Dead Ink Vinyl

Musings of David L Kinney

KNOPPIX, MacOSX, NSLU2

Let me get right to it: do not purchase ACOM Data hard drives! I picked up two USB2/Firewire 80GB 7200RPM drives very inexpensively at CompUSA about a year ago and I can say that the fans used are incredibly shoddy.

I had the drives hooked up to my LinkSys NSLU2 NAS controller. I love the NSLU2. It’s a sub-$100 NAS device that provides permission-based SMB (Windows file sharing) access to two USB2.0 hard drives. It is very small, runs Linux, and is very easy to control.

Anyway, I had the two ACOM Data drives attached to the NSLU2. I didn’t trust the drives, so I setup the NSLU2 to use one as a backup drive for the other. I dumped all kinds of content onto the NAS to be shared between my Dell (WinXP) and PowerBook (MacOSX) computers. Since both computers are locked-down and running their own firewalls, it’s next to impossible to get them to share files directly. Thus, the NAS filer is a very nice solution.

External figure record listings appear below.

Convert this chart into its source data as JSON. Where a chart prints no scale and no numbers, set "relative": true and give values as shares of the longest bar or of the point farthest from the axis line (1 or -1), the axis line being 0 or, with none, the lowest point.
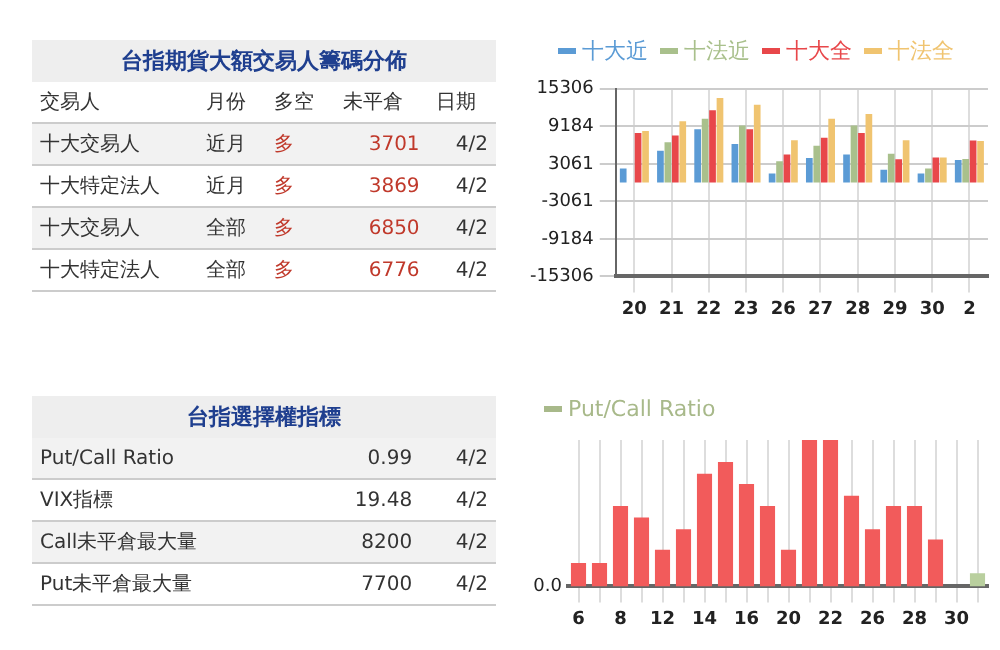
{
  "chart_data": [
    {
      "type": "other",
      "title": "台指期貨大額交易人籌碼分佈",
      "ylabel": "交易人",
      "categories": [
        "月份",
        "多空",
        "未平倉",
        "日期"
      ],
      "y_categories": [
        "十大交易人",
        "十大特定法人",
        "十大交易人",
        "十大特定法人"
      ],
      "cell_labels": [
        [
          "近月",
          "多",
          "3701",
          "4/2"
        ],
        [
          "近月",
          "多",
          "3869",
          "4/2"
        ],
        [
          "全部",
          "多",
          "6850",
          "4/2"
        ],
        [
          "全部",
          "多",
          "6776",
          "4/2"
        ]
      ]
    },
    {
      "type": "bar",
      "categories": [
        "20",
        "21",
        "22",
        "23",
        "26",
        "27",
        "28",
        "29",
        "30",
        "2"
      ],
      "series": [
        {
          "name": "十大近",
          "color": "#5b9bd5",
          "values": [
            2300,
            5200,
            8700,
            6300,
            1500,
            4000,
            4600,
            2100,
            1500,
            3701
          ]
        },
        {
          "name": "十法近",
          "color": "#a9c08c",
          "values": [
            null,
            6600,
            10400,
            9300,
            3500,
            6000,
            9300,
            4700,
            2300,
            3869
          ]
        },
        {
          "name": "十大全",
          "color": "#e8474a",
          "values": [
            8100,
            7700,
            11800,
            8700,
            4600,
            7300,
            8100,
            3800,
            4100,
            6850
          ]
        },
        {
          "name": "十法全",
          "color": "#f0c470",
          "values": [
            8400,
            10000,
            13800,
            12700,
            6900,
            10400,
            11200,
            6900,
            4100,
            6776
          ]
        }
      ],
      "ylim": [
        -15306,
        15306
      ],
      "yticks": [
        -15306,
        -9184,
        -3061,
        3061,
        9184,
        15306
      ],
      "grid": true,
      "legend": "top"
    },
    {
      "type": "other",
      "title": "台指選擇權指標",
      "y_categories": [
        "Put/Call Ratio",
        "VIX指標",
        "Call未平倉最大量",
        "Put未平倉最大量"
      ],
      "cell_labels": [
        [
          "0.99",
          "4/2"
        ],
        [
          "19.48",
          "4/2"
        ],
        [
          "8200",
          "4/2"
        ],
        [
          "7700",
          "4/2"
        ]
      ]
    },
    {
      "type": "bar",
      "relative": true,
      "categories": [
        "6",
        null,
        "8",
        null,
        "12",
        null,
        "14",
        null,
        "16",
        null,
        "20",
        null,
        "22",
        null,
        "26",
        null,
        "28",
        null,
        "30",
        null
      ],
      "series": [
        {
          "name": "Put/Call Ratio",
          "color": "#a8b98a",
          "values": [
            0.16,
            0.16,
            0.55,
            0.47,
            0.25,
            0.39,
            0.77,
            0.85,
            0.7,
            0.55,
            0.25,
            1,
            1,
            0.62,
            0.39,
            0.55,
            0.55,
            0.32,
            null,
            0.09
          ],
          "colors": [
            "#f25b5b",
            "#f25b5b",
            "#f25b5b",
            "#f25b5b",
            "#f25b5b",
            "#f25b5b",
            "#f25b5b",
            "#f25b5b",
            "#f25b5b",
            "#f25b5b",
            "#f25b5b",
            "#f25b5b",
            "#f25b5b",
            "#f25b5b",
            "#f25b5b",
            "#f25b5b",
            "#f25b5b",
            "#f25b5b",
            "#f25b5b",
            "#b9cf9e"
          ]
        }
      ],
      "grid": "x",
      "legend": "top left",
      "annotations": [
        "0.0"
      ]
    }
  ]
}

The fan died on the first ACOM Data drive several months ago. Cracking the hard drive’s case is next to impossible without breaking everything (it’s all plastic without screws), so left the drive for dead. A month ago the other drive’s fan gave out. I picked up a nice LaCie drive to replace the two ACOM duds. Now I attempting to get the data off the old drive and onto the new one.

Here is where the Linux under-pinnings of the NSLU2 became a liability. The NSLU2 uses the EXT3 filesystem common to Linux. It’s a great filesystem, but I happen to no longer have a Linux workstation or server in my residence. I could plug both drives into the NSLU2 and use its interface to copy over the contents, but I would like more fine-grain control over the process to copy the most important content first. That’s the degree to which I distrust the ACOM Data drive lasting through the operation.

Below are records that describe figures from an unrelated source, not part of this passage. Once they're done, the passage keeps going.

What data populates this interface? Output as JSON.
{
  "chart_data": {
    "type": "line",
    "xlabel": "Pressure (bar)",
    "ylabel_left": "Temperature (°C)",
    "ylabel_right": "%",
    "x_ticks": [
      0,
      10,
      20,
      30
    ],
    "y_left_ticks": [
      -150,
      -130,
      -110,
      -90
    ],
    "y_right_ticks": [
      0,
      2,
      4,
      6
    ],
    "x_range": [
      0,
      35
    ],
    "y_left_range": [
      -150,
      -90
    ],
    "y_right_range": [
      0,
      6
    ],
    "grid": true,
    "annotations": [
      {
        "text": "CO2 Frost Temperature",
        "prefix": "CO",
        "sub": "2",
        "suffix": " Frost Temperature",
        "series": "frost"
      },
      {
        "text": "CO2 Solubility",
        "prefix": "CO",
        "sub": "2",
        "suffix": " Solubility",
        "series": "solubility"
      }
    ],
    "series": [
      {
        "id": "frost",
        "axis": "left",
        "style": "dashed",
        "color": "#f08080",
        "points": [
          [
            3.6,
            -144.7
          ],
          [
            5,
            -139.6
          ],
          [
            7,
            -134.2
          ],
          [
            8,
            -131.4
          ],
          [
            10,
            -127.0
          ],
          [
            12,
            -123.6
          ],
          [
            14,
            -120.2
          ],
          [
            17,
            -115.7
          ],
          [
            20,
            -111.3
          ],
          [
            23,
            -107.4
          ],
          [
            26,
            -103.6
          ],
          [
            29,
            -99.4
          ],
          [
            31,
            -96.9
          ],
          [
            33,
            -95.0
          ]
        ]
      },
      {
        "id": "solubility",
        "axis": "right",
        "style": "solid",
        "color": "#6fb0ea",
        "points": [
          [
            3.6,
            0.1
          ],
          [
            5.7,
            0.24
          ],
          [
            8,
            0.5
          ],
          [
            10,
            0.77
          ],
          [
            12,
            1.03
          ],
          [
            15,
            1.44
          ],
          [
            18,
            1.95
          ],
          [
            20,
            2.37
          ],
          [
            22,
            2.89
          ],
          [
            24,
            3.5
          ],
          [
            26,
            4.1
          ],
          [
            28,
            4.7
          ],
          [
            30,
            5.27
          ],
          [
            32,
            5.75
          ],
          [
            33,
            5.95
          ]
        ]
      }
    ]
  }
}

I thought I was in good shape because I have a KNOPPIX 3.7 CD. I’d never used it, but I’d read such good things about it… Well, it doesn’t boot on my Dell box. It gets past the LILO prompt and starts recognizing hardware, but it quickly kernel panics that it cannot read init. Hmph. I’m grabbing build 02 of 3.7, which may work better. In the mean time, I am fanning the flame of hope that I’ll find a way to read EXT3 under MacOSX. I’m giving Mac OS X Ext2 Filesystem a shot.